Step 4: Substitute numerical values and evaluate
Use the given values: $\varepsilon_0 = 9 \times 10^{-12}\,\mathrm{SI\ units}$ and $c = 3 \times 10^8\,\mathrm{m\,s^{-1}}$, and $I = 2.7 \times 10^3\,\mathrm{W\,m^{-2}}$:
$
E_0
= \sqrt{\frac{2 \times (2.7 \times 10^3)}{(9 \times 10^{-12}) \times (3 \times 10^8)}}
.
First compute the denominator:
$(9 \times 10^{-12}) \times (3 \times 10^8) = 27 \times 10^{-4} = 2.7 \times 10^{-3}.
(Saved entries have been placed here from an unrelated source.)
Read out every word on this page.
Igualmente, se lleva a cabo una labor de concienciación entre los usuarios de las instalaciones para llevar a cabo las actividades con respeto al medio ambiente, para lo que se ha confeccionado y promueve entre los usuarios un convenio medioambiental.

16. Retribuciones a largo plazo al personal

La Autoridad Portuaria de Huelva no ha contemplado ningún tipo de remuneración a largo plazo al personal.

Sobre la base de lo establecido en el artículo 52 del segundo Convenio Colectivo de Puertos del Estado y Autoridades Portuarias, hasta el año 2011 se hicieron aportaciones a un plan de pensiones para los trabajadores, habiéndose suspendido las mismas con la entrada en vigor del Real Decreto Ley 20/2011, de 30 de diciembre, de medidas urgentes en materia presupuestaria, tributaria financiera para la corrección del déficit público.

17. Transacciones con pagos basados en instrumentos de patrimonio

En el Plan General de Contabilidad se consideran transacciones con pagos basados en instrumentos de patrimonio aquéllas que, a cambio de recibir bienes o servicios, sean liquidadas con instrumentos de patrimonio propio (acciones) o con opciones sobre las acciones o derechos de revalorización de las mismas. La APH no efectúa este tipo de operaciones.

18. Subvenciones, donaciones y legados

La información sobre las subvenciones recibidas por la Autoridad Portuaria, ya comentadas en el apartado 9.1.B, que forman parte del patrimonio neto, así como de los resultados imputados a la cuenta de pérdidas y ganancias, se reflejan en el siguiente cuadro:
Then the expression inside the square root becomes:
$\frac{2 \times 2.7 \times 10^3}{2.7 \times 10^{-3}} = \frac{5.4 \times 10^3}{2.7 \times 10^{-3}}
= \left(\frac{5.4}{2.7}\right) \times 10^{3 + 3}
= 2 \times 10^6.
Thus,
$
E_0 = \sqrt{2 \times 10^6}\,\mathrm{V\,m^{-1}} = \sqrt{2} \times 10^3\,\mathrm{V\,m^{-1}} \approx 1.4 \times 10^3\,\mathrm{V\,m^{-1}}.
$
This is $1.4\,\mathrm{kV\,m^{-1}}$.
Step 5: State the final answer
The magnitude of the maximum electric field in the electromagnetic wave is approximately $1.4\,\mathrm{kV\,m^{-1}}$.